Barrios Vicente, Martín-Rivada Álvaro, Martos-Moreno Gabriel Á, Canelles Sandra, Moreno-Macián Francisca, De Mingo-Alemany Carmen, Delvecchio Maurizio, Pajno Roberta, Fintini Danilo, Chowen Julie A, Argente Jesús
Departments of Pediatrics & Pediatric Endocrinology, Hospital Infantil Universitario Niño Jesús, Research Institute "La Princesa", Madrid 28009, Spain.
Centro de Investigación Biomédica en Red de Fisiopatología de la Obesidad y Nutriciόn (CIBEROBN), Instituto de Salud Carlos III, Madrid 28029, Spain.
J Clin Endocrinol Metab. 2024 Aug 13;109(9):e1776-e1786. doi: 10.1210/clinem/dgad754.
Prader-Willi syndrome (PWS) is associated with impaired growth hormone (GH) secretion and decreased insulin-like growth factor (IGF)-I levels. Pappalysins (PAPP-A, PAPP-A2) and stanniocalcins (STC-1, STC-2) regulate IGF binding-protein (IGFBP) cleavage and IGF bioavailability, but their implication in PWS is unknown.
We determined serum levels of PAPP-As and STCs in association with IGF axis components in prepubertal and pubertal patients with PWS, also analyzing the effect of GH treatment.
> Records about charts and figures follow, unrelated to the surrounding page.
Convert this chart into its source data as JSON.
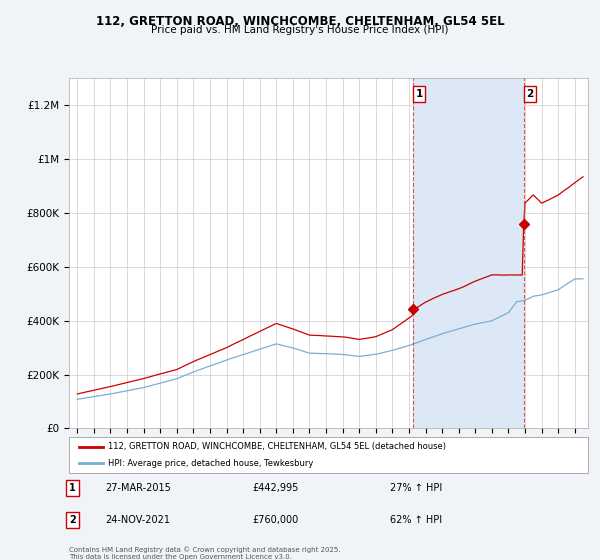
{
  "title": "112, GRETTON ROAD, WINCHCOMBE, CHELTENHAM, GL54 5EL",
  "subtitle": "Price paid vs. HM Land Registry's House Price Index (HPI)",
  "legend_line1": "112, GRETTON ROAD, WINCHCOMBE, CHELTENHAM, GL54 5EL (detached house)",
  "legend_line2": "HPI: Average price, detached house, Tewkesbury",
  "footnote": "Contains HM Land Registry data © Crown copyright and database right 2025.\nThis data is licensed under the Open Government Licence v3.0.",
  "transaction1_date": "27-MAR-2015",
  "transaction1_price": 442995,
  "transaction1_label": "1",
  "transaction1_info": "27-MAR-2015",
  "transaction1_price_str": "£442,995",
  "transaction1_hpi": "27% ↑ HPI",
  "transaction2_date": "24-NOV-2021",
  "transaction2_price": 760000,
  "transaction2_label": "2",
  "transaction2_info": "24-NOV-2021",
  "transaction2_price_str": "£760,000",
  "transaction2_hpi": "62% ↑ HPI",
  "hpi_color": "#7aaed6",
  "property_color": "#cc0000",
  "vline_color": "#dd4444",
  "shade_color": "#dce8f5",
  "background_color": "#f0f4f8",
  "plot_bg_color": "#ffffff",
  "ylim": [
    0,
    1300000
  ],
  "yticks": [
    0,
    200000,
    400000,
    600000,
    800000,
    1000000,
    1200000
  ],
  "ytick_labels": [
    "£0",
    "£200K",
    "£400K",
    "£600K",
    "£800K",
    "£1M",
    "£1.2M"
  ],
  "xlim_start": 1994.5,
  "xlim_end": 2025.8,
  "xticks": [
    1995,
    1996,
    1997,
    1998,
    1999,
    2000,
    2001,
    2002,
    2003,
    2004,
    2005,
    2006,
    2007,
    2008,
    2009,
    2010,
    2011,
    2012,
    2013,
    2014,
    2015,
    2016,
    2017,
    2018,
    2019,
    2020,
    2021,
    2022,
    2023,
    2024,
    2025
  ],
  "transaction1_x": 2015.25,
  "transaction2_x": 2021.92
}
Forty children and adolescents with PWS and 120 sex- and age-matched controls were included. The effect of GH was evaluated at 6 months of treatment in 11 children.
Children with PWS had lower levels of total IGF-I, total and intact IGFBP-3, acid-labile subunit, intact IGFBP-4, and STC-1, and they had higher concentrations of free IGF-I, IGFBP-5, and PAPP-A. Patients with PWS after pubertal onset had decreased total IGF-I, total and intact IGFBP-3, and intact IGFBP-4 levels, and had increased total IGFBP-4, and STCs concentrations. GH treatment increased total IGF-I, total and intact IGFBP-3, and intact IGFBP-4, with no changes in PAPP-As, STCs, and free IGF-I levels. Standardized height correlated directly with intact IGFBP-3 and inversely with PAPP-As and the free/total IGF-I ratio.
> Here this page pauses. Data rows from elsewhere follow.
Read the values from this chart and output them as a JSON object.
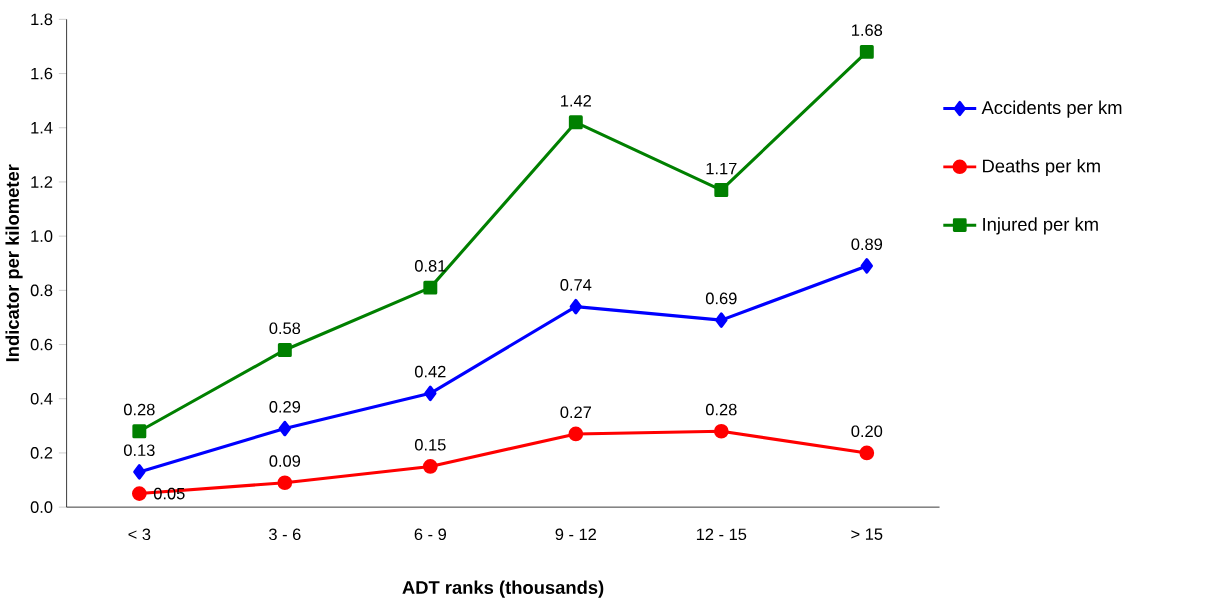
{
  "chart_data": {
    "type": "line",
    "xlabel": "ADT ranks (thousands)",
    "ylabel": "Indicator per kilometer",
    "categories": [
      "< 3",
      "3 - 6",
      "6 - 9",
      "9 - 12",
      "12 - 15",
      "> 15"
    ],
    "ylim": [
      0,
      1.8
    ],
    "yticks": [
      {
        "value": 0,
        "label": "0.0"
      },
      {
        "value": 0.2,
        "label": "0.2"
      },
      {
        "value": 0.4,
        "label": "0.4"
      },
      {
        "value": 0.6,
        "label": "0.6"
      },
      {
        "value": 0.8,
        "label": "0.8"
      },
      {
        "value": 1.0,
        "label": "1.0"
      },
      {
        "value": 1.2,
        "label": "1.2"
      },
      {
        "value": 1.4,
        "label": "1.4"
      },
      {
        "value": 1.6,
        "label": "1.6"
      },
      {
        "value": 1.8,
        "label": "1.8"
      }
    ],
    "grid": false,
    "legend": "right",
    "line_style": "solid",
    "series": [
      {
        "name": "Accidents per km",
        "color": "#0000ff",
        "marker": "diamond",
        "values": [
          0.13,
          0.29,
          0.42,
          0.74,
          0.69,
          0.89
        ],
        "value_labels": [
          "0.13",
          "0.29",
          "0.42",
          "0.74",
          "0.69",
          "0.89"
        ]
      },
      {
        "name": "Deaths per km",
        "color": "#ff0000",
        "marker": "circle",
        "values": [
          0.05,
          0.09,
          0.15,
          0.27,
          0.28,
          0.2
        ],
        "value_labels": [
          "0.05",
          "0.09",
          "0.15",
          "0.27",
          "0.28",
          "0.20"
        ]
      },
      {
        "name": "Injured per km",
        "color": "#008000",
        "marker": "square",
        "values": [
          0.28,
          0.58,
          0.81,
          1.42,
          1.17,
          1.68
        ],
        "value_labels": [
          "0.28",
          "0.58",
          "0.81",
          "1.42",
          "1.17",
          "1.68"
        ]
      }
    ]
  }
}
The increase in PAPP-A could be involved in increased IGFBP proteolysis, promoting IGF-I bioavailability in children with PWS. Further studies are needed to establish the relationship between growth, GH resistance, and changes in the IGF axis during development and after GH treatment in these patients.
普拉德-威利综合征(PWS)与生长激素(GH)分泌受损及胰岛素样生长因子(IGF)-I水平降低有关。妊娠相关血浆蛋白(PAPP-A、PAPP-A2)和鲽钙蛋白(STC-1、STC-2)调节IGF结合蛋白(IGFBP)的裂解及IGF的生物利用度,但它们在PWS中的作用尚不清楚。
我们测定了青春期前和青春期PWS患者血清中PAPP-A和STC的水平,并分析了IGF轴各成分,同时评估了GH治疗的效果。
纳入40例患有PWS的儿童和青少年以及120例性别和年龄匹配的对照。对11例儿童进行了6个月的GH治疗效果评估。
PWS患儿的总IGF-I、总IGFBP-3和完整IGFBP-3、酸不稳定亚基、完整IGFBP-4及STC-1水平较低,而游离IGF-I、IGFBP-5和PAPP-A浓度较高。青春期开始后的PWS患者总IGF-I、总IGFBP-3和完整IGFBP-4水平降低,总IGFBP-4和STC浓度升高。GH治疗可提高总IGF-I、总IGFBP-3和完整IGFBP-4水平,而PAPP-A、STC和游离IGF-I水平无变化。标准化身高与完整IGFBP-3呈正相关,与PAPP-A及游离/总IGF-I比值呈负相关。
PAPP-A升高可能参与了IGFBP蛋白水解增加,促进了PWS患儿的IGF-I生物利用度。需要进一步研究来确定这些患者在发育过程中及GH治疗后生长、GH抵抗与IGF轴变化之间的关系。